К слову сказать, с нашими изящными академиками при выборе их произошло грустное недоразумение. Кандидаты-были – Чехов, Горький, Мережковский, Куприн, Бунин. Президент Академии – Великий Князь Константин Константинович – отклонил кандидатуру Горького из-за близости этого просвещенного босяка к революционным кругам. Чехов обиделся за Горького и отказался. Мережковский не попал в число бессмертных, кажется, за то, что интересовался “Черными мессами”, а Куприн своим образом жизни совершенно не походил на академика, особенно по ночам, когда академики должны спать и набираться сил для дальнейшей полезной деятельности» (стр. 96). Некоторые ясные признаки упадочности.

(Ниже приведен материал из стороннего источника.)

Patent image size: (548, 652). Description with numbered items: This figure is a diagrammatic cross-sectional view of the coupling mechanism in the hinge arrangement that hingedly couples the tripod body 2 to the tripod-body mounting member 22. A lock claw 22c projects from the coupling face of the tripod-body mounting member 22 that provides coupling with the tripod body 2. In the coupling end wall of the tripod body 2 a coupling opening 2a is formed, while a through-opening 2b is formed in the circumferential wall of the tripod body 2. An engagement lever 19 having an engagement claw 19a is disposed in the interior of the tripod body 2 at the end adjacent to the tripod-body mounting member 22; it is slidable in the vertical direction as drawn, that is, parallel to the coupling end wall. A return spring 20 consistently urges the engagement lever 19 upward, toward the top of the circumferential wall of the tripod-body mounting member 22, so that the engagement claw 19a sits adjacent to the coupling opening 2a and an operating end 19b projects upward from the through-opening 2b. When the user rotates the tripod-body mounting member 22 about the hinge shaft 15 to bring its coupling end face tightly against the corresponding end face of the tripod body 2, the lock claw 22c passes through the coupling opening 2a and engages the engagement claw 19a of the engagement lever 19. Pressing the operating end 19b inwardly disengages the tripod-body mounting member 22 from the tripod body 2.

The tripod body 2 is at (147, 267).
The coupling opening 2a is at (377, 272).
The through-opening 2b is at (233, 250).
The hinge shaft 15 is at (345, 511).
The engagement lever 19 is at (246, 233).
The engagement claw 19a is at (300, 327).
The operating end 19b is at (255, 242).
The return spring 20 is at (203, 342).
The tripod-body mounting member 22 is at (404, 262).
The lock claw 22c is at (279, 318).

Относительно участия студенчества в революционных партиях автор замечает, что «социалисты-революционеры были еще не так страшны… и программа их была не так мрачна, как программа социал-демократов. Они считали самой лучшей частью населения России не только заводских и фабричных рабочих, но и мужичков, и даже трудовую интеллигенцию, поскольку эта интеллигенция согласна принять их революционные взгляды. Будущая Россия им рисовалась, согласно Лаврову, Михайловскому и Чернову, демократической республикой со всеми свободами и, разумеется, с отменой смертной казни за политические дела. А потому, для возможно скорейшей отмены смертной казни, необходимы террористические акты против губернаторов, градоначальников, околоточных и даже городовых» (стр. 15).
Поучительно. И все-таки: «Русское студенчество, и разрушая Россию, и охраняя ее, в своих побуждениях было самым чистым и благородным студенчеством в мире.
Это не западноевропейские студенты, носящие по улице плакаты с лозунгами: “Не давайте право практики иностранцам, окончившим наш медицинский факультет”» (стр. 21).
Как-то В. В. Розанов получил письмо Победоносцева, который писал, что он «привык, что его ругают за то, что я написал или сделал, а вы выругали меня за книгу “Социологические основы гражданского права”, которую я не писал».
А дальше Розанов пояснил, что он книг, данных для отзыва, целиком не читает. «Просмотрю несколько страниц, затем закрываю глаза и нюхаю. Это дает мне полную картину и стиля, и содержания» (стр. 81).